If you want professional fact-checking, he's high profile enough you can google it. E.g. this is recent: https://www.bbc.com/news/60199614 and includes some amusing quackery. However, the real problem here isn't just the outright claims he makes, it's that he platforms dangerous cook's like Malone and presents their debunked, non-scientific nonsense as reasonable.

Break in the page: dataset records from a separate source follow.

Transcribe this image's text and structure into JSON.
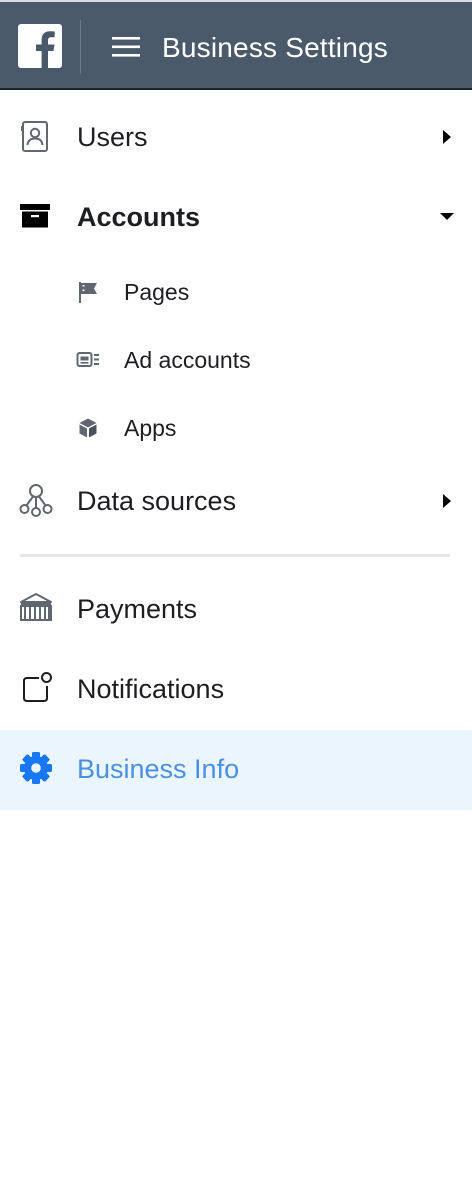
{
  "header": {
    "title": "Business Settings",
    "logo_icon": "facebook-logo-icon",
    "menu_icon": "hamburger-menu-icon",
    "background_color": "#4b5a6b"
  },
  "nav": {
    "users": {
      "label": "Users",
      "icon": "id-card-icon",
      "arrow": "caret-right-icon"
    },
    "accounts": {
      "label": "Accounts",
      "icon": "archive-box-icon",
      "arrow": "caret-down-icon",
      "expanded": true,
      "children": [
        {
          "label": "Pages",
          "icon": "flag-icon"
        },
        {
          "label": "Ad accounts",
          "icon": "ad-account-icon"
        },
        {
          "label": "Apps",
          "icon": "cube-icon"
        }
      ]
    },
    "data_sources": {
      "label": "Data sources",
      "icon": "nodes-icon",
      "arrow": "caret-right-icon"
    },
    "payments": {
      "label": "Payments",
      "icon": "bank-icon"
    },
    "notifications": {
      "label": "Notifications",
      "icon": "notification-icon"
    },
    "business_info": {
      "label": "Business Info",
      "icon": "gear-icon",
      "active": true
    }
  },
  "colors": {
    "active_text": "#4a90e2",
    "active_background": "#ebf5fe"
  }
}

Name a single MSM person or outlet and I'll give you ten stories that were objectively speaking misinformation that led to far more severe consequences than anything Joe Rogan has done. Which one do you want? The "Russian bounty" story? The "Ivermectin ODs keep shot people waiting outside" story? How about the "WMD" thing? Go ahead, let's see how Joe Rogan's latest monkey story compares to that.

TL;DR: People enjoy Joe Rogan because he's having simple conversations without pretending to have all the answers. Meanwhile the entire MSM, from Rachel Maddow to James Clapper has deliberately lied to their audience to push for wars and escalations. If you want to start cancelling, start there.


This applies to almost any media outlet in the world, even your comment here. For example here you framed JR as the only person doing framing to push his agenda.


Right, so for all media you need to consider their message holistically, not parse statements in some legalistic fashion that no real listener would interpret them in. And some messages survive that test, and others don't. Given the absurd covid nonsense JR has said himself and platformed (which is much more impactful), I don't trust his judgement. And of course, there are outlets that specialize in doing this kind of review, and while they tend to take things a little to literally IMNSHO, that only serves to _underrepresent_ how problematic outlets like Joe Rogan are, and he doesn't rank highly as it is.

TLDR: That a message has context is an inescapable fact of life; but using context to deceive isn't.